Another challenge is the lack of regulation concerning the qualifications of assessors and the absence of a complaint’s procedure for professionals. There is no standardized qualification requirement for experts, which can lead to inconsistencies in the quality of reports. There is also no complaint’s procedure should a parent be unhappy with the service provided by an independent assessor. Most notably, there is no minimum age for a child’s participation in the Section 32 process.  This raises questions about the appropriateness of involving very young children in the process.

Recent Developments and Recommendations

In June 2024, Minister Helen McEntee published a comprehensive review of the expert report process, along with several recommendations aimed at addressing the challenges. The key recommendations include:

  1. The production of guidelines on the commissioning, content, and use of expert reports.
  2. Securing public funding for the preparation of reports.
  3. Establishing a panel of qualified assessors with a management structure to oversee the report process.
  4. Creating a Children’s Court Advocate role to assist children in expressing their views in proceedings.
  5. Increasing pre-court family supports to better prepare families and children for the legal process.

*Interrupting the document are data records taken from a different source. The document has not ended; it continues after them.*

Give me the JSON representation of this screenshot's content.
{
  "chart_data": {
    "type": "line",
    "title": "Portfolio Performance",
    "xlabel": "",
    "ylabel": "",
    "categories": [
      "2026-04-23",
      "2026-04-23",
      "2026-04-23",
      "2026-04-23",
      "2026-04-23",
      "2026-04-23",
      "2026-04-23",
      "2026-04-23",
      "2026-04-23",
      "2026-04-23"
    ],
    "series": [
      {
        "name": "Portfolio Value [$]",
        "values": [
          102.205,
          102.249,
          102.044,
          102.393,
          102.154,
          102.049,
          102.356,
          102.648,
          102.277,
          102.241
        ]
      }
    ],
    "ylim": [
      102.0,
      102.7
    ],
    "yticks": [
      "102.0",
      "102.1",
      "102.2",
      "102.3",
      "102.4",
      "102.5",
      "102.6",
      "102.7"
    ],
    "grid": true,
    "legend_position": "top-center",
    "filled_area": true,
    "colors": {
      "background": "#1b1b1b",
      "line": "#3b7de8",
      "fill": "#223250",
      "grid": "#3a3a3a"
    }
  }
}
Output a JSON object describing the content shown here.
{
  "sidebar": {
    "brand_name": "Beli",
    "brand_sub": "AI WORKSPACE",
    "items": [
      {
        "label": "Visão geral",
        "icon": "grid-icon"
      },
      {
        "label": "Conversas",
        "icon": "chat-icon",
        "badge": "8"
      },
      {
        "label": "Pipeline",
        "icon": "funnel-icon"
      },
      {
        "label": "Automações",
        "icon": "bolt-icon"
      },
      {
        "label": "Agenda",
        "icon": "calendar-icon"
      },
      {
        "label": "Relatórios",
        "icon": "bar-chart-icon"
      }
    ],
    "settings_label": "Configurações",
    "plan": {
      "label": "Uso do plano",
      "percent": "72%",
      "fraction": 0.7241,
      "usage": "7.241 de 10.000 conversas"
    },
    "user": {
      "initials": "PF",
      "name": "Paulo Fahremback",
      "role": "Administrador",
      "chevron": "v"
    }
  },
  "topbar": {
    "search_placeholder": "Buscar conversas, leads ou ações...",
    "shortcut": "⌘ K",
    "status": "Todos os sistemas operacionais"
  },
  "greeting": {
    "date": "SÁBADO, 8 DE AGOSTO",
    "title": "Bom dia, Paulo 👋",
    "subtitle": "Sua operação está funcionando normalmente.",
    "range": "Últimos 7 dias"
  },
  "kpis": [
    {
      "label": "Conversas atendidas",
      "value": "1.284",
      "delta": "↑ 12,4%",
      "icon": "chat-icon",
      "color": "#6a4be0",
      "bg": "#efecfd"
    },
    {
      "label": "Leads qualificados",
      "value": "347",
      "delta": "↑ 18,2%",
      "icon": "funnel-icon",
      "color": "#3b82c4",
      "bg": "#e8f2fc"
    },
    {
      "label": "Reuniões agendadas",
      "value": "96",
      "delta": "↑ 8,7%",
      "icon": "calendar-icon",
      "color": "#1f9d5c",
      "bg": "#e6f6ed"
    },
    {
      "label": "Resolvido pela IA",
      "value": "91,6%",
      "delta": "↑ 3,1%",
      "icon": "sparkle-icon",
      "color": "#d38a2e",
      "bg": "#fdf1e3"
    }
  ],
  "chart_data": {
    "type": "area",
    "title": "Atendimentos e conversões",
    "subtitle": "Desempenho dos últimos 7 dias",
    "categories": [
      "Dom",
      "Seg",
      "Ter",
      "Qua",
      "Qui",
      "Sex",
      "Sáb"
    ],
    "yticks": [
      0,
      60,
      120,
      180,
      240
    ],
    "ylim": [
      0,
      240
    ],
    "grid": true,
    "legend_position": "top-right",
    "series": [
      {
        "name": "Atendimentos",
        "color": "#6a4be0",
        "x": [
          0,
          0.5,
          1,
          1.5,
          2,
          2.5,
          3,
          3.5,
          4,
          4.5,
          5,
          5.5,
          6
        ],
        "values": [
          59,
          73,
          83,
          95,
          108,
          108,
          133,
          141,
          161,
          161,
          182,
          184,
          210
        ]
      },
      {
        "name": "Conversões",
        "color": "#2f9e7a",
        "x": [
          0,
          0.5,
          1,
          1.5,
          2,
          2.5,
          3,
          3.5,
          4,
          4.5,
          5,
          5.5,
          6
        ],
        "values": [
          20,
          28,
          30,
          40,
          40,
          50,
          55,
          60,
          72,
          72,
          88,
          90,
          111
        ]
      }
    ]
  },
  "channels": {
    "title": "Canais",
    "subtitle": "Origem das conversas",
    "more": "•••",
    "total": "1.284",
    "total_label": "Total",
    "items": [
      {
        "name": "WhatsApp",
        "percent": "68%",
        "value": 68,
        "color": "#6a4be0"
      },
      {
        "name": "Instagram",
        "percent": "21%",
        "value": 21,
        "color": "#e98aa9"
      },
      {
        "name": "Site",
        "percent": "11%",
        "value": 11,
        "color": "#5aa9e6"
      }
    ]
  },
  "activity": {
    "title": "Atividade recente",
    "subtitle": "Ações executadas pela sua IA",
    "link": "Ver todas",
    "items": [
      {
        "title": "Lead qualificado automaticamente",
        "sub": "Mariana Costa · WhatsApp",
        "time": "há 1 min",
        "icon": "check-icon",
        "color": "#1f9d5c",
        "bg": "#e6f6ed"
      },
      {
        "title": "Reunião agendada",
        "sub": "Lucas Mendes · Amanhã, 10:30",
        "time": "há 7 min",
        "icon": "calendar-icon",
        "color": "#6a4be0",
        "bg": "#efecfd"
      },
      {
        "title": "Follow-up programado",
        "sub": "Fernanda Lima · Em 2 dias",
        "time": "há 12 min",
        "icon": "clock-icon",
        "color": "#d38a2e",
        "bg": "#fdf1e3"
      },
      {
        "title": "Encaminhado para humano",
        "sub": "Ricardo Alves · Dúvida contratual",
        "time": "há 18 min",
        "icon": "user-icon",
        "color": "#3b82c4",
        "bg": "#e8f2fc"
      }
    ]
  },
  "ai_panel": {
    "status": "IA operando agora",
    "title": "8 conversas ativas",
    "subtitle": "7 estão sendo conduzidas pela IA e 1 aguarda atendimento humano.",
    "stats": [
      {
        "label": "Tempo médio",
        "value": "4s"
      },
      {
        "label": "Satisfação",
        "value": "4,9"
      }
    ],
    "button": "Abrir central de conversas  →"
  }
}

These recommendations represent a significant step forward in promoting a more regulated and consistent approach to hearing the voice of the child in Ireland. By addressing the financial, procedural, and regulative issues associated with Section 32 reports, these reforms aim to ensure that the best interests of the child remain of paramount importance in legal proceedings.

In conclusion, the legislative changes following the 2012 Children’s Referendum have highlighted the importance of the child’s voice in legal proceedings. The recent review and recommendations by Minister McEntee are highly welcomed and highlight ongoing efforts to improve this process, ensuring that children’s rights are upheld and their voices are given significant weight in every case.